Final diagnosis
Gaucher's disease with bone crisis
Differential diagnosis
None.
Discussion
Gaucher disease is the most common lysosomal storage disorder
Gaucher disease is due to a deficiency in the enzyme glucocerebrosidase. It is an inborn error of glycosphingolipid metabolism. Enzymatic deficiency leads to an accumulation of glucocerebroside within the lysosomes of macrophages, giving the cytoplasm an appearance of wrinkled tissue paper.
The accumulation of Gauchers cells produces a multisystemic disease characterized by involvement of the liver, spleen and bone marrow.
The changes in the bone marrow in Gaucher Disease, are a combination of infiltration, edema and ischemia.
When bone marrow is infiltrated by Gaucher cells, they cause reduction of signal intensity on both T1 and T2-weighted. Gaucher cells- infiltrate contains glucocerebrosides and also protein and other components contributing to decrease signal intensity. In this case the total fat content in bone marrow is reduced.
Typically, there is a major infiltration of the lumbar spine but less involvement of the lower extremities. With disease progression, gaucher cells infiltration extends distally and signal intensity becomes more attenuated. Marrow replacement proceeds centrifugally from the axial to the appendicular parts of the skeleton. The infiltration tend to involve the metaphysis first and the epiphysis last. In the majority of cases, the epiphysis are preserved, and the extension of affected marrow, correlates with the severity of disease. We can see epiphyseal involvement correlated with severe disease The bone marrow in Gaucher Disease may present an homogeneous or a non-homogeneous pattern of infiltration, or the signal intensity may be homogeneously o non homogeneous decreased.
The increased signal on T2 is due to increased water within the marrow cavity, corresponding to the bone marrow edema pattern while bone crisis. Bone crisis are presumably due to ischemic necrosis causing acute infarction of a large segment of bone.

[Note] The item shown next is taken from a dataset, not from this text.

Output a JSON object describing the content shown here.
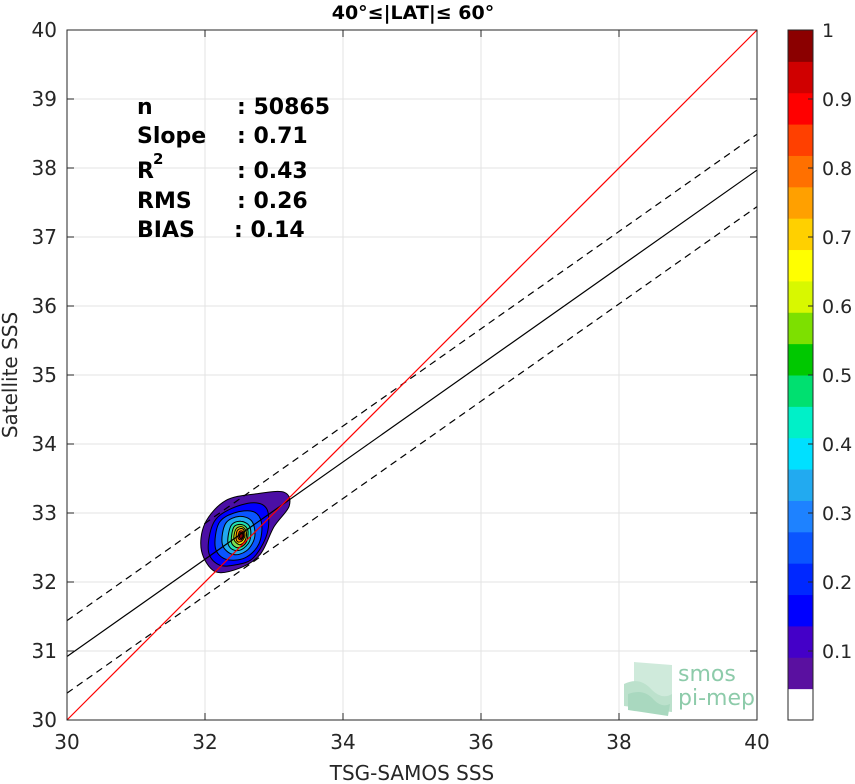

Bone crisis are acute episodes of skeletal pain and fever, localised in long bones, most often in distal femur, proximal tibia and humerus. Bone crises are common in the first two decades of life although patients of all ages may be affected. The incidence varies from 23 to 40% in tipe 1 patients.
They are called pseudo-osteomyelitis or aseptic osteomyelitis because of the non-infectious nature. Bone crisis are presumably due to ischemic necrosis causing acute infarction of a large segment of bone.
At 4-6 weeks, plain films can demonstrate in some cases a fine periosteal elevation because of fluid accumulation. Sometimes plain film is normal and MRI is the best method for early diagnosis.
Enzyme replacement theraphy (using the placental-derived (alglucerase) or recombinant (imiglucerase) preparation), produces an hematopoietic reconstution and resolution of hepatosplenomegaly.
Skeletal regeneration has been reported, as a increased mineralization on diaphysis, resolution of cortical and periostium infiltrations, and improvements of bone crisis.
Subjective bone pain and bone crises may be the firt to show improvement, and have been reported to be decreased or absent at 3-4 months.
Some authors (Rosenthal, Barton ) relate a marked improvement in marrow composition (increase of fat fraction), with increased cortical thickness and trabecular bone density after 42 months of high dose treatment. Barton have reported a gradual return to normal histological appearance of marrow, by bone biopsies after two years of treatment.
The response to theraphy appears to be more rapid in children, probably due to the faster turnover of the developing skeleton.
The skeletal responses to enzyme therapy are slower than the hematological and visceral changes, and may be dependent on the degree of bone involvement at the time theraphy is initiated. The marrow infiltration, may be reversible with enzyme therapy prior to the developpment of ischemic severe changes and necrosis. The effect may be limited when the administration is delayed and there are irreversible bone changes.
Gaucher disease is classified into three types. Type 1 (non neuronopatic), type 2 (acute neuronopatic), and type 3 (subacute neuronopatic. Initial presentation may be from early childhood to eight decade, along 10 to 40 years. First symptoms may be anemia, thrombocytopenia and hepatosplenomegaly.
Skeletal involvement is a major cause of morbidity in patiens with Gaucher Disease. Approximately 80% of patiens have some degree of bone involvement.